From amplitude amplification to Jordan’s lemma

Posted at 10:40 on 20 August 2023, and revised at 15:04 on 12 September 2023

Since the last blog post, I joined Liang-Ting to write a generic bidirectional type synthesiser that’s correct by construction, and we have submitted a paper about it to POPL. 🤞 From mid-September to early December I’ll be busy reviewing papers for CPP, ESOP, and TFP, and organising APLAS’s student research competition and poster session (again 🤞 but from the other side), to be held at IIS, while AIM will also take place at IIS the week before APLAS. Until then, I have about two months to do a bit of my own research (as well as some less interesting tasks such as preparing reports to conclude my first project funded by the National Science and Technology Council).

For quantum algorithms, Kai-Min has mentioned a few times that Jordan’s lemma offers a unified view of various generalisations of amplitude amplification (the key idea underlying the famous Grover search algorithm) to higher dimensions. I’ve been stuck with quantum Fourier transform for quite a while, and eager to see some new quantum ideas. The view offered by Jordan’s lemma doesn’t disappoint, but there are quite a few conceptual and technical gaps that I’ll need to fill in myself. Before then, I need to make some rough (and possibly incorrect) notes to record what I saw and thought about.
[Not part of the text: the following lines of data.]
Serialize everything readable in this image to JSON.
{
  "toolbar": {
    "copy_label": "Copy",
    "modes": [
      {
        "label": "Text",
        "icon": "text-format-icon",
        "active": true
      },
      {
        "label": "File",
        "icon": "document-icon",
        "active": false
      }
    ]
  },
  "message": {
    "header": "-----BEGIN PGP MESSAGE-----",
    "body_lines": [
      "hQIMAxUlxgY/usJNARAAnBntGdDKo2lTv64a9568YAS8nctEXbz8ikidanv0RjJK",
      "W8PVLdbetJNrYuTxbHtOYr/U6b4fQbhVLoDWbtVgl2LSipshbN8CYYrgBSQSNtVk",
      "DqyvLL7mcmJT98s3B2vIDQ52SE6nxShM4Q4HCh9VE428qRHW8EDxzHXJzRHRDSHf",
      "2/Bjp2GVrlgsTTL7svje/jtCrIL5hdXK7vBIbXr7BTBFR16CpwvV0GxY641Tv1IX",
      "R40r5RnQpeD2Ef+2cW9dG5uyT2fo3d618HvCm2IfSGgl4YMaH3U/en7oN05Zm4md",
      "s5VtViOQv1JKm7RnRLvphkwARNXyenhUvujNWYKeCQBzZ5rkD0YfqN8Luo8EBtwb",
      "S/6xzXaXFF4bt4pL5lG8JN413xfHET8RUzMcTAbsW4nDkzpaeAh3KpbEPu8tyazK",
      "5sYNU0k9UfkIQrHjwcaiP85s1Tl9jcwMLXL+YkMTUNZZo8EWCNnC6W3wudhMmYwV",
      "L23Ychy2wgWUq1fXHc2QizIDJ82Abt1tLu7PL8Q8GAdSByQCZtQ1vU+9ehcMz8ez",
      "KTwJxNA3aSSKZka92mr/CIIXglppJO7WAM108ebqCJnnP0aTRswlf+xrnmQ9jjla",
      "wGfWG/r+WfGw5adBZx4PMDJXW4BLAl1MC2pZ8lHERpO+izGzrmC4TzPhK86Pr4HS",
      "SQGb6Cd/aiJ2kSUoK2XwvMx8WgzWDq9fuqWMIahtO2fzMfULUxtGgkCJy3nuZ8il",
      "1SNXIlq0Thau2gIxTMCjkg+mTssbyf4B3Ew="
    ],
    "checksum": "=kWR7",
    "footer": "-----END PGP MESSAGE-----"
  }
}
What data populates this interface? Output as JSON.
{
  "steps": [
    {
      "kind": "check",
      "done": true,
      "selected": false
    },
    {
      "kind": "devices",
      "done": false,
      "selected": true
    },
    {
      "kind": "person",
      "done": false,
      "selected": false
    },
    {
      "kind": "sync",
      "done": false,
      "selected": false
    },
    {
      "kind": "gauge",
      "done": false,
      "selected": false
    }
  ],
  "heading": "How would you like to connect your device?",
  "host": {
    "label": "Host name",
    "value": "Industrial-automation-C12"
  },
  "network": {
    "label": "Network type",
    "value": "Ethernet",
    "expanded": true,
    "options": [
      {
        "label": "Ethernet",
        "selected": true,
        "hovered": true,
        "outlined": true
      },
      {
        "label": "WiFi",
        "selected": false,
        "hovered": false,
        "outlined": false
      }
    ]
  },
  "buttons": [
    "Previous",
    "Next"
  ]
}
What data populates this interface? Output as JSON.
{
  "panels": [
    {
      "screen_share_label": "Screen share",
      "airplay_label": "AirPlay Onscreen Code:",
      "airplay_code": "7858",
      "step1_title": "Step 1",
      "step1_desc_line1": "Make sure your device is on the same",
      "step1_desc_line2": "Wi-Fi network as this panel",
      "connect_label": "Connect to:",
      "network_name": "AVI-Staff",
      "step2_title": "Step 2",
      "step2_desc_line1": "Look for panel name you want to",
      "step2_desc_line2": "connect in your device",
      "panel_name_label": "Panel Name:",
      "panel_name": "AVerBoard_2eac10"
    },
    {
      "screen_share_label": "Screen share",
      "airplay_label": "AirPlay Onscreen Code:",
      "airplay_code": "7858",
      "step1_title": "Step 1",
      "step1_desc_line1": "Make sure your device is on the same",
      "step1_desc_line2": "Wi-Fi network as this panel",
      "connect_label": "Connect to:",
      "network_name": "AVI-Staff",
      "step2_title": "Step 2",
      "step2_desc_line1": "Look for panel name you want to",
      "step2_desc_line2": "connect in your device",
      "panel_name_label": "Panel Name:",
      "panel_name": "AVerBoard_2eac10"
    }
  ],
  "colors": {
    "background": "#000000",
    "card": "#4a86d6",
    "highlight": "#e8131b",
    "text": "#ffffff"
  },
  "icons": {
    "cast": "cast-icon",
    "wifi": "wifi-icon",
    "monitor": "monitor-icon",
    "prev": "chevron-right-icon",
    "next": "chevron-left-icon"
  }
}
In an attempt to present amplitude amplification as a more generally applicable technique, assume that we are given a unitary/circuit $A$ that maps an initial state, say $\ket{0^m}$, to a superposition of a good state $\ket g$ —which is the result we want to compute— and a bad state $\ket b$, but we don’t know what $\ket g$ and $\ket b$ are except that they include a single-bit flag for us to easily distinguish them: $\ket g \defeq \ket 1 \ket{g'}$ and $\ket b \defeq \ket 0 \ket{b'}$. Let the probability of getting $\ket g$ from a measurement be $p$, and give the result of $A$ a name:

$$ \ket r \defeq A \ket{0^m} = \sqrt{p}\, \ket{g} + \sqrt{1-p}\, \ket{b} = \sqrt{p}\, \ket 1 \ket{g'} + \sqrt{1-p}\, \ket 0 \ket{b'} $$

(Apparently there can be some relative phase too, but it’s not important for the presentation and omitted.) Our goal is to ‘amplify’ the probability of getting $\ket g$ to nearly $1$ (so that we can find out what $\ket g$ is with high probability).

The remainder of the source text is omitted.